We give here two very beautiful and reassuring letters of Sri Aurobindo, where he says that the Strength we seek lies within us, and it is possible for each one of us to find it. And its action can change even weakness into power and turn incapacity into capacity.
You should not be so dependent on outward things; it is this attitude that makes you give so excessive an importance to circumstances. I do not say that circumstances cannot help or hinder – but they are circumstances, not the fundamental thing which is in ourselves, and their help or their hindrance ought not to be of primary importance.
In yoga, as in every great or serious human effort, there is always bound to be an abundance of adverse interventions and unfavourable circumstances which have to be overcome.

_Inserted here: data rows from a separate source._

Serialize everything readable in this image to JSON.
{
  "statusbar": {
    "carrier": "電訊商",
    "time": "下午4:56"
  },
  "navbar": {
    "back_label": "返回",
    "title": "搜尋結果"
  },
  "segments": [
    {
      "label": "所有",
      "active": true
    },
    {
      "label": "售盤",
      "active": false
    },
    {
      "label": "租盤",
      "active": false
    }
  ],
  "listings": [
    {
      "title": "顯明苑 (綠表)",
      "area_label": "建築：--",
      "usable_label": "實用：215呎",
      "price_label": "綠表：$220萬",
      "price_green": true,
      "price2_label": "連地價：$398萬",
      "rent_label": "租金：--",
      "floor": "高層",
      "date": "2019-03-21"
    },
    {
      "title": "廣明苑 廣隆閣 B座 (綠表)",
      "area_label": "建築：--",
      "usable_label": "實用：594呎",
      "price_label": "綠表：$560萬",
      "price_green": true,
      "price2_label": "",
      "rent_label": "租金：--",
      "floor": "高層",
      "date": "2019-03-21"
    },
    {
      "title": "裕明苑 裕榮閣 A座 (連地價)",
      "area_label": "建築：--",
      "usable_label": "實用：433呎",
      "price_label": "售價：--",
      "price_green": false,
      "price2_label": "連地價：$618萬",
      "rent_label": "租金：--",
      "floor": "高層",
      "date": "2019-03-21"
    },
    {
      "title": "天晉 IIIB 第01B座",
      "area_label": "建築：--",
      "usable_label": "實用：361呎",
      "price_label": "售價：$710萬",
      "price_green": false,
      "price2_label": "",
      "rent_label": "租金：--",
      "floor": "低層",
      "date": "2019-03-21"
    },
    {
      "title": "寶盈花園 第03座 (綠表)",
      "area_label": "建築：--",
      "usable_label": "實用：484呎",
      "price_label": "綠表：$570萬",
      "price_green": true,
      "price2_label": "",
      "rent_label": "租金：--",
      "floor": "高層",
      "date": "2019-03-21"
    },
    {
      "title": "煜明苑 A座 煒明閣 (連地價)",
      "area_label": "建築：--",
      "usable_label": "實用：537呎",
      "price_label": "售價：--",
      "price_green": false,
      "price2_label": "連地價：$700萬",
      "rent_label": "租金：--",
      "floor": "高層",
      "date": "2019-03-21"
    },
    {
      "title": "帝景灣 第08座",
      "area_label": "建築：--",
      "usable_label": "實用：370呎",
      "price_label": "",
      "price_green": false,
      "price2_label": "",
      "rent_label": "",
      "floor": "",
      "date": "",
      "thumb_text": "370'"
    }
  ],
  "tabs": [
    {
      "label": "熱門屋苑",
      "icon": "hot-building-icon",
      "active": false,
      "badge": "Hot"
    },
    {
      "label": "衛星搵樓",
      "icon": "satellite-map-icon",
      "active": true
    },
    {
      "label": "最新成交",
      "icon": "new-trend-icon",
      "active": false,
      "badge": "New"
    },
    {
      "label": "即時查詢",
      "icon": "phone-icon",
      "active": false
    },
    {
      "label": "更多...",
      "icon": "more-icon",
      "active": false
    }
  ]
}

To give them too great an importance increases their importance and their power to multiply themselves, gives them, as it were, confidence in themselves and the habit of coming. To face them with equanimity – if one cannot manage a cheerful persistence against them of confident and resolute will – diminishes, on the contrary, their importance and effect and in the end, though not at once, gets rid of their persistence and recurrence.
It is therefore a principle in yoga to recognise the determining power of what is within us – for that is the deeper truth – to set that right and establish the inward strength as against the power of outward circumstances. The strength is there – even in the weakest; one has to find it, to unveil it and to keep it in front throughout the journey and the battle.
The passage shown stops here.